# Replication Package 
This repo is where you can find code and data to replicate the main figures and tables in the paper "What We Teach About Race and Gender: Representation in Images and Text of Children's Books" which is published in the Quarterly Journal of Economics.

## Requirements
You will need to download both R and RStudio to run these scripts. We use R version 4.3.0 (2023-04-21) and RStudio version 2023.03.0+386.  
The script `code\requirements.txt` contains information on all the `.R` packages (and which versions) we use for this analysis. These packages will automatically be loaded in the beginning of each script which outputs a table or figure.
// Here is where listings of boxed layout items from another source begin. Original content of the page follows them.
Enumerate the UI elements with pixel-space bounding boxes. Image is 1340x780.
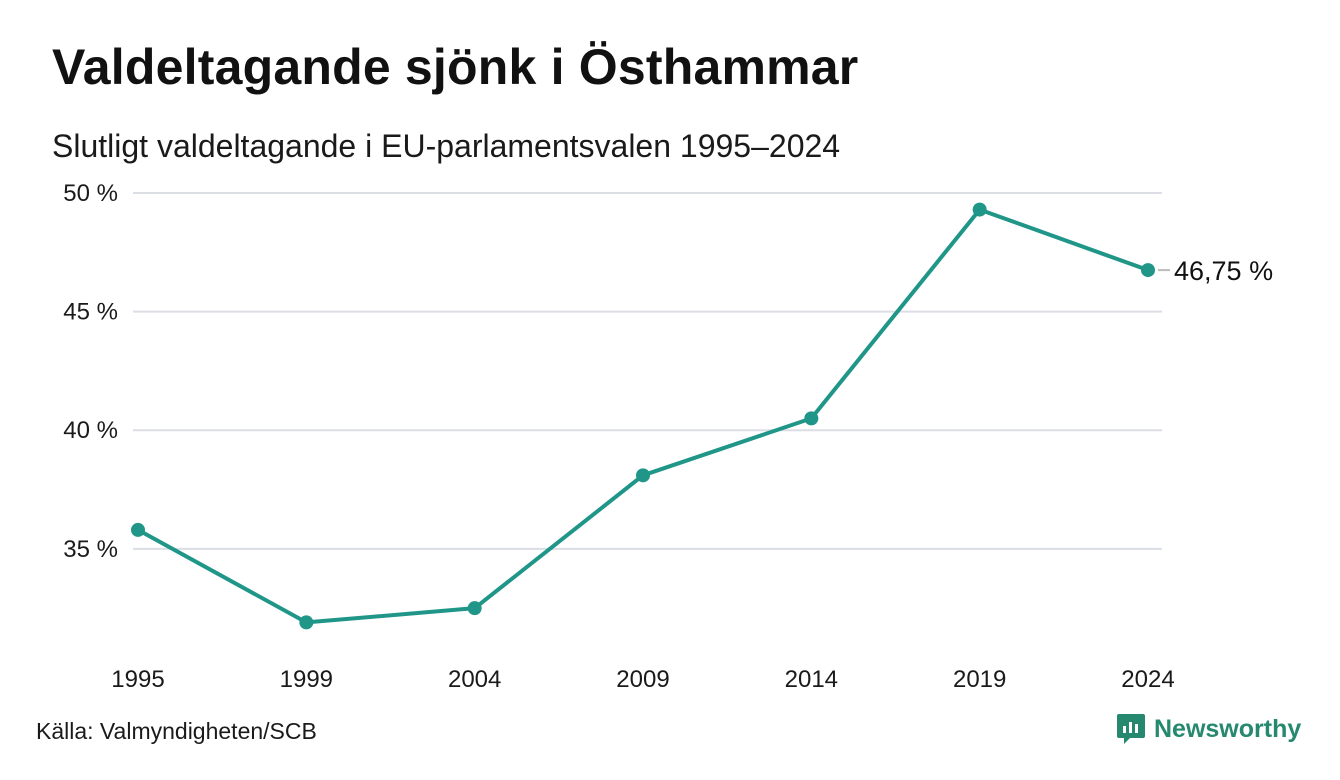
y-tick-label: 50 % [63,180,118,207]
x-tick-label: 1995 [111,666,164,693]
source-note: Källa: Valmyndigheten/SCB [36,718,317,744]
data-point [972,202,987,217]
chart-title: Valdeltagande sjönk i Östhammar [52,39,859,95]
x-tick-label: 2019 [953,666,1006,693]
data-point [804,411,819,426]
brand-name: Newsworthy [1154,714,1302,743]
x-tick-label: 2004 [448,666,501,693]
data-point [131,522,145,537]
y-tick-label: 45 % [63,299,118,326]
end-value-label: 46,75 % [1174,256,1273,286]
brand-logo[interactable]: Newsworthy [1116,712,1301,746]
x-tick-label: 2024 [1121,666,1174,693]
data-point [1141,263,1155,278]
data-point [299,615,314,630]
y-tick-label: 35 % [63,536,118,563]
x-tick-label: 1999 [280,666,333,693]
chart-subtitle: Slutligt valdeltagande i EU-parlamentsva… [52,128,841,164]
data-point [636,468,650,483]
x-tick-label: 2014 [785,666,838,693]
series-line [136,207,1150,625]
data-point [467,601,482,616]
newsworthy-logo-icon [1117,714,1145,744]
x-tick-label: 2009 [616,666,669,693]
y-tick-label: 40 % [63,417,118,444]
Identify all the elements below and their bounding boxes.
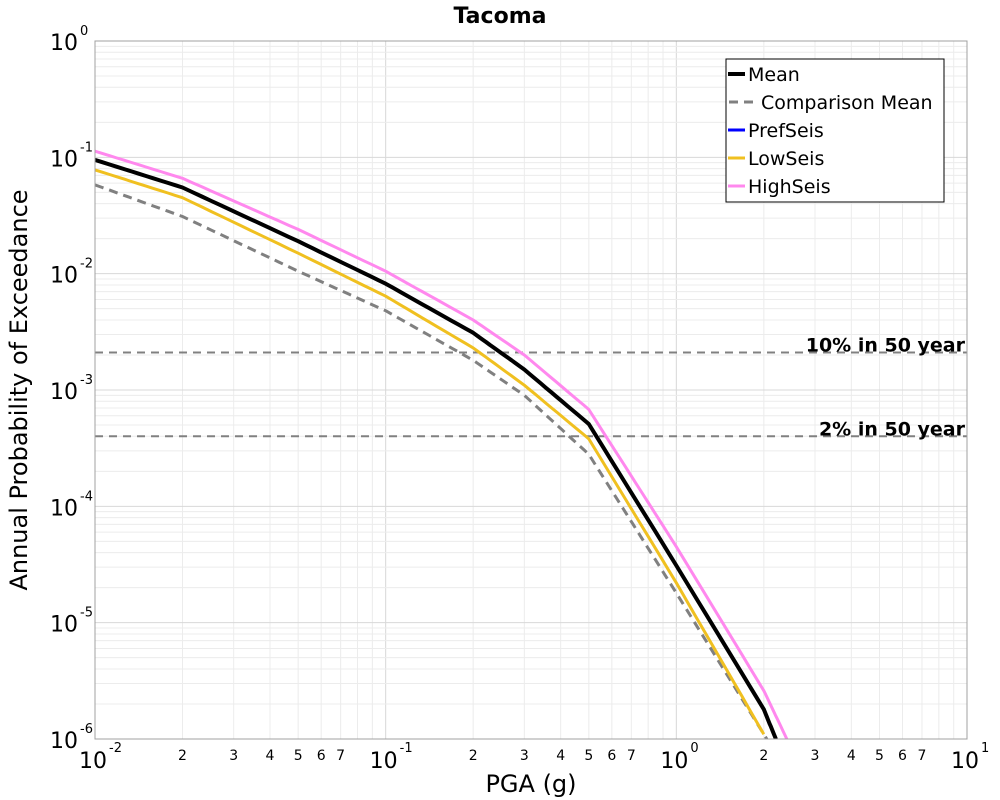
y-tick-label: 10	[50, 729, 78, 754]
y-tick-exponent: -1	[80, 140, 93, 155]
x-tick-label: 10	[79, 749, 107, 774]
x-axis-label: PGA (g)	[485, 770, 576, 798]
y-tick-label: 10	[50, 496, 78, 521]
y-tick-exponent: -2	[80, 257, 93, 272]
x-minor-tick-label: 4	[266, 748, 275, 764]
y-tick-exponent: -3	[80, 373, 93, 388]
x-minor-tick-label: 5	[875, 748, 884, 764]
legend-label: PrefSeis	[748, 120, 824, 142]
series-line-mean	[95, 157, 778, 739]
y-tick-exponent: 0	[80, 24, 88, 39]
series-line-highseis	[95, 149, 789, 739]
y-tick-label: 10	[50, 380, 78, 405]
chart-title: Tacoma	[454, 4, 547, 29]
series-line-lowseis	[95, 168, 766, 735]
x-minor-tick-label: 6	[898, 748, 907, 764]
x-tick-exponent: 0	[690, 741, 698, 756]
reference-line-label: 10% in 50 year	[806, 335, 966, 357]
x-minor-tick-label: 6	[317, 748, 326, 764]
y-tick-label: 10	[50, 147, 78, 172]
x-tick-label: 10	[660, 749, 688, 774]
x-minor-tick-label: 6	[607, 748, 616, 764]
x-tick-exponent: 1	[981, 741, 989, 756]
x-tick-exponent: -2	[109, 741, 122, 756]
x-tick-exponent: -1	[400, 741, 413, 756]
legend-label: Mean	[748, 64, 800, 86]
x-minor-tick-label: 3	[520, 748, 529, 764]
series-lines	[95, 149, 789, 739]
x-minor-tick-label: 7	[336, 748, 345, 764]
legend-box	[725, 58, 945, 203]
reference-line-label: 2% in 50 year	[819, 418, 966, 440]
x-minor-tick-label: 7	[627, 748, 636, 764]
legend-label: Comparison Mean	[761, 92, 933, 114]
x-minor-tick-label: 4	[556, 748, 565, 764]
y-tick-label: 10	[50, 613, 78, 638]
plot-area-frame	[94, 40, 968, 740]
y-tick-exponent: -4	[80, 489, 93, 504]
x-minor-tick-label: 4	[847, 748, 856, 764]
reference-lines: 10% in 50 year 2% in 50 year	[95, 335, 967, 440]
legend: Mean Comparison Mean PrefSeis LowSeis HighSe…	[725, 58, 945, 203]
legend-label: HighSeis	[748, 176, 831, 198]
x-tick-label: 10	[951, 749, 979, 774]
y-axis-label: Annual Probability of Exceedance	[5, 189, 33, 590]
x-minor-tick-label: 7	[918, 748, 927, 764]
x-minor-tick-label: 5	[584, 748, 593, 764]
x-minor-tick-label: 3	[229, 748, 238, 764]
series-line-comparison-mean	[95, 183, 769, 739]
x-tick-label: 10	[370, 749, 398, 774]
x-minor-tick-label: 3	[811, 748, 820, 764]
x-minor-tick-label: 5	[294, 748, 303, 764]
y-tick-label: 10	[50, 264, 78, 289]
y-tick-label: 10	[50, 31, 78, 56]
y-tick-exponent: -5	[80, 606, 93, 621]
x-minor-tick-label: 2	[469, 748, 478, 764]
y-tick-exponent: -6	[80, 722, 93, 737]
x-minor-tick-label: 2	[759, 748, 768, 764]
x-minor-tick-label: 2	[178, 748, 187, 764]
legend-label: LowSeis	[748, 148, 824, 170]
grid	[94, 41, 967, 740]
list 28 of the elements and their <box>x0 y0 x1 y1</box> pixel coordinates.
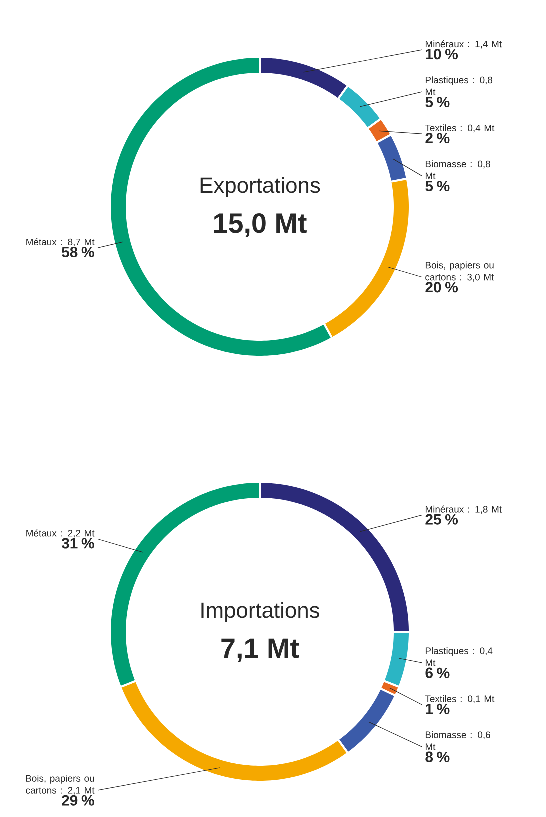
slice-label: Biomasse : 0,6 Mt <box>426 731 490 750</box>
slice-label: Textiles : 0,1 Mt <box>425 695 495 704</box>
text: 15,0 Mt <box>214 214 307 238</box>
slice-label: Minéraux : 1,8 Mt <box>426 506 502 514</box>
text: Exportations <box>200 177 320 198</box>
slice-label: Bois, papiers ou cartons : 2,1 Mt <box>26 774 95 796</box>
slice-label: Métaux : 2,2 Mt <box>26 530 95 538</box>
slice-label: Textiles : 0,4 Mt <box>425 124 495 133</box>
text: 7,1 Mt <box>222 638 300 662</box>
data-label: 20 % <box>426 282 458 293</box>
data-label: 1 % <box>426 704 450 714</box>
data-label: 8 % <box>426 752 450 762</box>
text: Importations <box>202 602 320 623</box>
data-label: 6 % <box>426 668 450 678</box>
data-label: 29 % <box>62 795 94 806</box>
slice-label: Minéraux : 1,4 Mt <box>426 40 502 49</box>
data-label: 5 % <box>426 180 450 192</box>
slice-label: Biomasse : 0,8 Mt <box>426 160 490 180</box>
data-label: 10 % <box>426 49 458 60</box>
data-label: 31 % <box>62 538 94 549</box>
data-label: 2 % <box>426 132 450 144</box>
slice-label: Métaux : 8,7 Mt <box>26 238 95 247</box>
slice-label: Bois, papiers ou cartons : 3,0 Mt <box>426 262 494 282</box>
slice-label: Plastiques : 0,4 Mt <box>426 647 493 666</box>
data-label: 25 % <box>426 514 458 525</box>
slice-label: Plastiques : 0,8 Mt <box>426 76 493 96</box>
data-label: 5 % <box>426 96 450 108</box>
data-label: 58 % <box>62 246 94 258</box>
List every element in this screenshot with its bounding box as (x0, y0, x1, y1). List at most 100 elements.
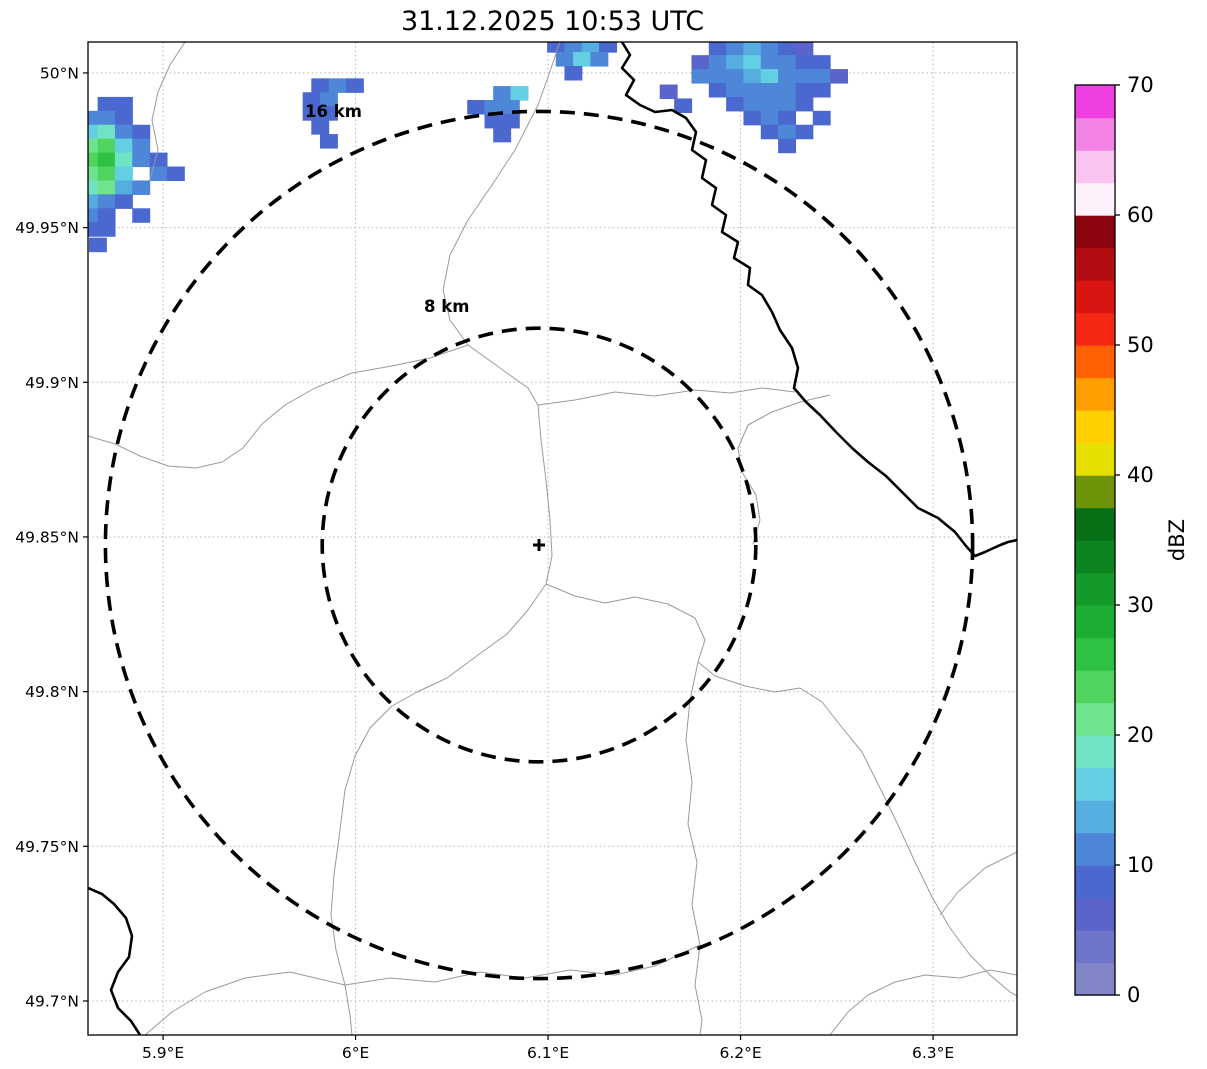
colorbar-segment (1075, 800, 1115, 834)
radar-echo-cell (760, 82, 779, 98)
radar-echo-cell (743, 69, 762, 84)
colorbar-segment (1075, 572, 1115, 606)
x-tick-label: 6.1°E (527, 1044, 569, 1062)
colorbar-tick-label: 70 (1127, 73, 1154, 97)
radar-echo-cell (114, 166, 133, 182)
admin-boundary-line (149, 42, 186, 181)
radar-echo-cell (778, 42, 797, 56)
radar-echo-cell (812, 69, 831, 84)
colorbar-tick-label: 40 (1127, 463, 1154, 487)
radar-echo-cell (510, 86, 529, 101)
y-tick-label: 49.9°N (25, 374, 79, 392)
y-tick-label: 49.95°N (15, 219, 79, 237)
radar-echo-cell (708, 82, 727, 98)
radar-echo-cell (302, 106, 321, 121)
radar-echo-cell (743, 42, 762, 56)
radar-echo-cell (328, 78, 347, 93)
radar-echo-cell (547, 42, 566, 53)
x-tick-label: 5.9°E (142, 1044, 184, 1062)
colorbar-segment (1075, 605, 1115, 639)
radar-echo-cell (708, 42, 727, 56)
y-tick-label: 49.85°N (15, 528, 79, 546)
radar-echo-cell (132, 208, 151, 223)
radar-echo-cell (88, 208, 99, 223)
x-tick-label: 6.3°E (912, 1044, 954, 1062)
radar-echo-cell (88, 166, 99, 182)
radar-echo-cell (760, 124, 779, 140)
radar-echo-cell (564, 42, 583, 53)
radar-echo-cell (795, 96, 814, 112)
radar-echo-cell (691, 69, 710, 84)
radar-echo-cell (484, 113, 503, 129)
radar-echo-cell (88, 180, 99, 195)
radar-echo-cell (726, 96, 745, 112)
admin-boundary-line (799, 687, 1017, 997)
colorbar-segment (1075, 735, 1115, 769)
colorbar-segment (1075, 377, 1115, 411)
admin-boundary-line (144, 971, 346, 1035)
radar-echo-cell (132, 180, 151, 195)
radar-echo-cell (319, 92, 338, 107)
grid-layer (88, 42, 1017, 1035)
colorbar-segment (1075, 280, 1115, 314)
radar-echo-cell (760, 55, 779, 70)
figure-title: 31.12.2025 10:53 UTC (400, 6, 705, 37)
radar-echo-cell (88, 237, 107, 253)
colorbar-segment (1075, 540, 1115, 574)
radar-echo-cell (726, 42, 745, 56)
colorbar-segment (1075, 182, 1115, 216)
radar-echo-cell (795, 69, 814, 84)
admin-boundary-line (344, 944, 701, 986)
admin-boundary-line (737, 394, 831, 545)
y-tick-label: 49.75°N (15, 838, 79, 856)
radar-echo-cell (132, 152, 151, 168)
radar-echo-cell (114, 110, 133, 126)
radar-echo-cell (88, 194, 99, 209)
colorbar-segment (1075, 312, 1115, 346)
admin-boundary-line (537, 387, 796, 406)
colorbar-frame (1074, 84, 1116, 996)
river-border-line (88, 886, 142, 1035)
radar-echo-cell (132, 138, 151, 154)
radar-echo-cell (345, 78, 364, 93)
radar-echo-cell (114, 180, 133, 195)
radar-echo-cell (743, 55, 762, 70)
range-ring-label-8km: 8 km (424, 297, 469, 316)
radar-echo-cell (149, 166, 168, 182)
colorbar-segment (1075, 85, 1115, 119)
colorbar-tick-label: 10 (1127, 853, 1154, 877)
radar-echo-cell (674, 98, 693, 113)
radar-echo-cell (691, 55, 710, 70)
radar-echo-cell (97, 222, 116, 237)
radar-echo-cell (760, 96, 779, 112)
radar-echo-cell (97, 166, 116, 182)
radar-echo-cell (812, 55, 831, 70)
radar-echo-cell (812, 110, 831, 126)
radar-echo-cell (97, 110, 116, 126)
radar-echo-cell (88, 138, 99, 154)
admin-boundary-line (545, 583, 801, 693)
radar-echo-cell (88, 222, 99, 237)
radar-echo-cell (743, 110, 762, 126)
colorbar-segment (1075, 865, 1115, 899)
colorbar-segment (1075, 475, 1115, 509)
radar-echo-cell (778, 124, 797, 140)
radar-echo-cell (114, 194, 133, 209)
radar-echo-cell (97, 208, 116, 223)
radar-echo-cell (97, 152, 116, 168)
radar-echo-cell (114, 152, 133, 168)
colorbar-segment (1075, 117, 1115, 151)
radar-echo-cell (795, 124, 814, 140)
radar-echo-cell (708, 69, 727, 84)
radar-echo-cell (573, 52, 592, 67)
radar-echo-cell (812, 82, 831, 98)
colorbar-segment (1075, 507, 1115, 541)
radar-echo-cell (795, 55, 814, 70)
radar-echo-cell (501, 113, 520, 129)
colorbar-segment (1075, 410, 1115, 444)
colorbar-segment (1075, 215, 1115, 249)
radar-echo-cell (114, 96, 133, 112)
radar-echo-cell (97, 138, 116, 154)
range-ring-label-16km: 16 km (305, 102, 362, 121)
Please open this script and make sure all the listed packages are installed before running any code. 

## Code 
This folder contains the code we use to make each main figure and table (with the exception of Figure II which was made using a graphics editor).
In particular, this folder contains:
  - One `.R` script for each figure and table. For example:
    - `figure_I.R` outputs three `.png` files: `figure_I_a.png`, `figure_I_b.png`, and `figure_I_c.png`
    - `table_I.R` outputs one `.txt` file: `table_I.txt`
  - `graph_themes.R` contains code which sets the ggplot theme and customizes colors, shapes, etc for the figures in our paper. This script will automatically run at the beginning of any script that outputs a figure.
  - `requirements.txt` contains code to load the required packages. This script will automatically run at the beginning of any script that outputs a figure or table.
  - `run_all_scripts.R` will run all the scripts and output all figures and tables.

## Data
We do not store the data on github. You can download the data here.
The specific files you will need include:
  - `book_purchase_data.Rdata`
  - `cces_data.Rdata`
  - `census_data.Rdata`
  - `library_data.Rdata`
  - `representation_data.Rdata`
  - `search_interest_data.Rdata`  
The data should also contain a folder called `supplemental` which contains the `.png` files that we use as background gradient in figures 4a, 5a, 5b, and 5c.  
There is also one censored file (`censored_data/book_purchase_level_data.Rdata`) that we were not allowed to share which contains data on children's book purchases and purchaser demographics.  
More information on the variables contained in this data can be found in the data folder.